Masalah terbesar Indonesia pada laga ini juga hadir dari aspek serangan. Koneskuensi ketika menjadi tim yang pasif adalah kesempatan menyerang yang lebih terbatas. Jika Shin berharap strategi ini berjalan, maka ketika menyerang efektivitas sangat penting. Efektivitas dalam hal ini bukan hanya berkaitan dengan penyelesaian akhir. Tapi, efektivitas dalam passing, gerakan, dan pengambilan keputusan. Menurut data dari lapangbola.com, Indonesia selama 90 menit hanya menciptakan dua peluang, dua tembakan yang satu di antaranya berbuah gol.

Ketika Indonesia mendapatkan kesempatan menyerang, Irak dengan mudah meredam ancaman. Hal ini disebabkan karena Irak disiplin menekan sementara Indonesia kesulitan mengalirkan bola ke area pertahanan lawan. Tidak ada pemain yang mampu menyambungkan peran antar lini sehingga koneksi terputus. Kontribusi dari Marc Klok hampir tidak terasa sebab perannya ketika proses menyerang tidak efektif.

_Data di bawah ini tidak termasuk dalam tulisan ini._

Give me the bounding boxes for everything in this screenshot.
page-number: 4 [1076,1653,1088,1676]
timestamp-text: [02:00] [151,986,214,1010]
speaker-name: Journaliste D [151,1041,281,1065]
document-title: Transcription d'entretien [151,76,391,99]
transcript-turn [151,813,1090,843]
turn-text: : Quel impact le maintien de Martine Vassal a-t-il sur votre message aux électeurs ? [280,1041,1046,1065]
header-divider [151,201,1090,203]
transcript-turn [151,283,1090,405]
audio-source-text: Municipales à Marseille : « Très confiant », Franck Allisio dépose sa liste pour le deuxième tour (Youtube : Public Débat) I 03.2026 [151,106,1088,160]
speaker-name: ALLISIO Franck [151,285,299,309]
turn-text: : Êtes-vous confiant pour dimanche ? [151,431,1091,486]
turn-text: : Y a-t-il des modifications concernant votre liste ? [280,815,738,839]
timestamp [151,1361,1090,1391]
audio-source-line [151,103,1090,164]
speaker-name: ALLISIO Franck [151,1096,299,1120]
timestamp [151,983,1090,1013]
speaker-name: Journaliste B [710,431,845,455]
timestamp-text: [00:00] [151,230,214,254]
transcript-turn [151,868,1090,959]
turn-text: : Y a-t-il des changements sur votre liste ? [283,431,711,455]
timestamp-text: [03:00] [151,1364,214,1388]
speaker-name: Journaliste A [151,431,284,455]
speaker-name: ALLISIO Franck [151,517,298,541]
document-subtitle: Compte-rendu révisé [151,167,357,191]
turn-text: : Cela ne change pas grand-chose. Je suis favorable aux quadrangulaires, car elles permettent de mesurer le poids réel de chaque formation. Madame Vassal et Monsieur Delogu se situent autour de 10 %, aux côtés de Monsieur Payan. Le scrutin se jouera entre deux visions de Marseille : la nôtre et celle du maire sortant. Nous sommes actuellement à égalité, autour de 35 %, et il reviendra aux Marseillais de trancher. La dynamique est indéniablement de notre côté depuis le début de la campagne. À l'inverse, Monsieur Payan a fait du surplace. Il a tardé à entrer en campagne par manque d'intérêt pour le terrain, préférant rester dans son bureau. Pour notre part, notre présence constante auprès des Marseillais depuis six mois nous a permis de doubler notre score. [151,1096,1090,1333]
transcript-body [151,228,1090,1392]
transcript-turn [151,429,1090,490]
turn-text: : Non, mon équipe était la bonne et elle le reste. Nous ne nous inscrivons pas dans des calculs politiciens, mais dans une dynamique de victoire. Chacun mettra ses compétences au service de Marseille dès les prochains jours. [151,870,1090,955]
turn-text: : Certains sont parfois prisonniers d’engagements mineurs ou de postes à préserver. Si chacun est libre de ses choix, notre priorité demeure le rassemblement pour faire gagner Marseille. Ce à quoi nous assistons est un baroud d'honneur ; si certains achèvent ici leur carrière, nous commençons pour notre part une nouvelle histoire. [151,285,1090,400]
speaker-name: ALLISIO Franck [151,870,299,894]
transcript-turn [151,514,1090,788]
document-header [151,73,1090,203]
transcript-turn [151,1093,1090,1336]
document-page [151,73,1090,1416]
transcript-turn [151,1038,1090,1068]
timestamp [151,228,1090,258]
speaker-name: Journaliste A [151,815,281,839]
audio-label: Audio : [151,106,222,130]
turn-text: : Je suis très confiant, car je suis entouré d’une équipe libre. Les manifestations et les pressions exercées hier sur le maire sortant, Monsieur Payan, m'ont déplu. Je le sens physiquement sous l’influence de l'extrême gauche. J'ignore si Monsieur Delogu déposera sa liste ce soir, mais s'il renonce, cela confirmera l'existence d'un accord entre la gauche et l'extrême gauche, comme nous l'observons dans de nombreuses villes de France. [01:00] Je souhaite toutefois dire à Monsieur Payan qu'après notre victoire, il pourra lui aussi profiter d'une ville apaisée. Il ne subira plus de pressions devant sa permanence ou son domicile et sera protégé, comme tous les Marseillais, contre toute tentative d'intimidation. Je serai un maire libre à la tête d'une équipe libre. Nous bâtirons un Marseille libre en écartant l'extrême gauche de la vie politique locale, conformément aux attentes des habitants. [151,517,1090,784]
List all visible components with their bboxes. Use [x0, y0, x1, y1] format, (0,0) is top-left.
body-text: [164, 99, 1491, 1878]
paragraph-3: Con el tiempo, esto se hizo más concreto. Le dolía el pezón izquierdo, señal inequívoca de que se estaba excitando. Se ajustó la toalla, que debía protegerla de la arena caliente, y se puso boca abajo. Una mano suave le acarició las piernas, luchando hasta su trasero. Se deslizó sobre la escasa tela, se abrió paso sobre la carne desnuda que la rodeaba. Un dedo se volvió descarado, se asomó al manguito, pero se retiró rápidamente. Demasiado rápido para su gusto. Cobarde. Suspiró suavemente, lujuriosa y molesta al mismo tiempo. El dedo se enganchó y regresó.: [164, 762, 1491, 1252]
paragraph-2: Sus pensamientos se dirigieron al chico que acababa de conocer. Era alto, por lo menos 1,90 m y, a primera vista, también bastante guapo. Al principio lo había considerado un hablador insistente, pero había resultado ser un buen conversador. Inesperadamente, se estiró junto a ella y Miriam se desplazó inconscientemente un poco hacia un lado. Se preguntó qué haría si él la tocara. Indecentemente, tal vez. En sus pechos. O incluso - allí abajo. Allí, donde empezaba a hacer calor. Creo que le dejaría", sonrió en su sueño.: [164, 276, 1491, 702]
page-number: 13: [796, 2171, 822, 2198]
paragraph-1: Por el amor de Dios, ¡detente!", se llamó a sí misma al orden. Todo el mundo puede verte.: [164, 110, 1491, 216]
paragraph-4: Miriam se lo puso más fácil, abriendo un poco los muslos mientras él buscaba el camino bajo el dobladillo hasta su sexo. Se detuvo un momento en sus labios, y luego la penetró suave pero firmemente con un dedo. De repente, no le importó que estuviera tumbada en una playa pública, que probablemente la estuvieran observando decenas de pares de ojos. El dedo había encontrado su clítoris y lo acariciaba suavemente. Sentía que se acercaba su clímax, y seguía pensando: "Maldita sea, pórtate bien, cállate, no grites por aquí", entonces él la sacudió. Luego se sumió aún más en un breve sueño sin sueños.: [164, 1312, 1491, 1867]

Sisi sayap cenderung lebih efektif ketika menyerang. Hal ini terbutki dari satu gol yang dicetak Indonesia yang berawal dari gerakan di sektor sayap dan inisiatif dari Rafael Struick. Meski demikian, Irak menyadari bahwa Indonesia memiliki banyak pemain yang unggul ketika bola berada di pinggi lapangan. Alhasil, Irak tidak ragu untuk mengerahkan banyak pemain untuk mendukung sektor sayap agar tidak mudah dieksploitasi.